We'll get back to you on this.

>
> Is it possible to use both a "function" and a "real" type value 
> simultaneously to denote a real function?
>
>> > partialdiff:
>>
>> > Why is the optional degree qualifier available for partialdiff but not
>> > diff? That seems inconsistent to me.
>>
>> The diff operator is explicitly univariate and the degree can
>> always be inferred from the degree of the bound variable. 
>
>
> Not for display it can't: d/dx  d/dy  d/dz f    is usually written   
> d^3 f/dx dy dz, so that you have exactly the same problem as for 
> partialdiff. 


No matter what we do,  when univariate an algorithm for deriving a 
presentation must currently unwrap three nested apps of diff while if it 
becomes multivariate this may introduce confusion with partialdiff.   
Well have to  reflect on this and get back to you.

>
>
>> The partialdiff's degree qualifier enables one to more
>> easily write the total degree  in    d^(m+n)/(dx^m dy^n)
>> or   d^3/(dx dy dz)  without requiring the implementation of
>> software to introduce the algebraic
>> arithmetic necessary to compute the total degree. 
>
>
> I take this answer to mean that this kind of change would not be 
> appropriate for a second edition. That's fine with me. 

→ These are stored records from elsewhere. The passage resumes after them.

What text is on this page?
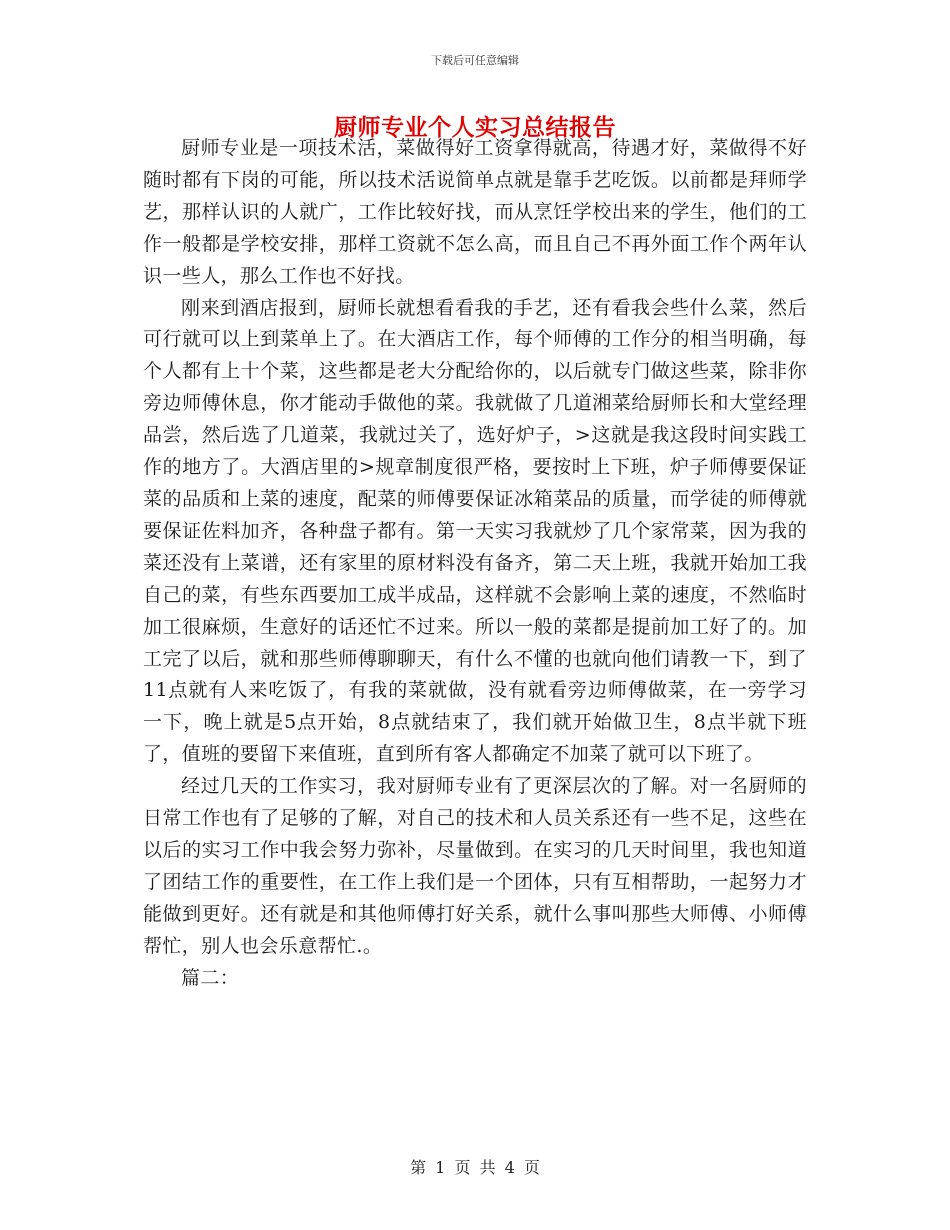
下载后可任意编辑
厨师专业个人实习总结报告

厨师专业是一项技术活，菜做得好工资拿得就高，待遇才好，菜做得不好随时都有下岗的可能，所以技术活说简单点就是靠手艺吃饭。以前都是拜师学艺，那样认识的人就广，工作比较好找，而从烹饪学校出来的学生，他们的工作一般都是学校安排，那样工资就不怎么高，而且自己不再外面工作个两年认识一些人，那么工作也不好找。

刚来到酒店报到，厨师长就想看看我的手艺，还有看我会些什么菜，然后可行就可以上到菜单上了。在大酒店工作，每个师傅的工作分的相当明确，每个人都有上十个菜，这些都是老大分配给你的，以后就专门做这些菜，除非你旁边师傅休息，你才能动手做他的菜。我就做了几道湘菜给厨师长和大堂经理品尝，然后选了几道菜，我就过关了，选好炉子，>这就是我这段时间实践工作的地方了。大酒店里的>规章制度很严格，要按时上下班，炉子师傅要保证菜的品质和上菜的速度，配菜的师傅要保证冰箱菜品的质量，而学徒的师傅就要保证佐料加齐，各种盘子都有。第一天实习我就炒了几个家常菜，因为我的菜还没有上菜谱，还有家里的原材料没有备齐，第二天上班，我就开始加工我自己的菜，有些东西要加工成半成品，这样就不会影响上菜的速度，不然临时加工很麻烦，生意好的话还忙不过来。所以一般的菜都是提前加工好了的。加工完了以后，就和那些师傅聊聊天，有什么不懂的也就向他们请教一下，到了11点就有人来吃饭了，有我的菜就做，没有就看旁边师傅做菜，在一旁学习一下，晚上就是5点开始，8点就结束了，我们就开始做卫生，8点半就下班了，值班的要留下来值班，直到所有客人都确定不加菜了就可以下班了。

经过几天的工作实习，我对厨师专业有了更深层次的了解。对一名厨师的日常工作也有了足够的了解，对自己的技术和人员关系还有一些不足，这些在以后的实习工作中我会努力弥补，尽量做到。在实习的几天时间里，我也知道了团结工作的重要性，在工作上我们是一个团体，只有互相帮助，一起努力才能做到更好。还有就是和其他师傅打好关系，就什么事叫那些大师傅、小师傅帮忙，别人也会乐意帮忙.。

篇二：

第 1 页 共 4 页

Correct.  We are not planning to change this at this time.

>>
>> > 4.2.5.
>>
>> Fixed.
>>
>> > mention that conditions can be used with arbitrary "heads" of their
>> > apply, just like bvars. 
>
>
> Here, I see only one 'fixed' but two suggestions. ?? 

This clarification has hit in several places, but I'll check and get 
back to you.
The basic notion has been incorporated.

>
>
>> > 4.3.2.5 nargs:
>>
>> > add a possible value to specify that the declared operator follows the
>> > model of quantifiers or sum/prod/int/max/min/... 'Binder' is used in
>> > OpenMath, 'quantifier' or 'generalized-quantifier' might be
>> > alternatives, too.
>>
>> The type attribute could be used to specify this, or alternatively
>> a definitionURL, so we have left this as is. 
>
>
> So, did you add this kind of type attribute (along with the new one 
> for 'function' you mentioned earlier)? 

Both the type attribute and definitionURL's can have any string as a 
value so
the hooks are there, but specific attribute values with this meaning are 
not spelled
out.   To properly introduce this we would need to introduce some 
classes of
operators, and some notation to refer to them which was a fairly big change
so we elected to leave it as is.

(personal remark)  I suspect the best way to proceed on something like 
this is to
use the existing hooks to model it, and then when this stabalizes move it in
in some future revision.  

>
>
>> > 4.4.2.15
>>
>> > mention that domainofapplication is a qualifier element. 
>
>
> ?? 

Fixed.

Received on Wednesday, 18 June 2003 11:45:14 UTC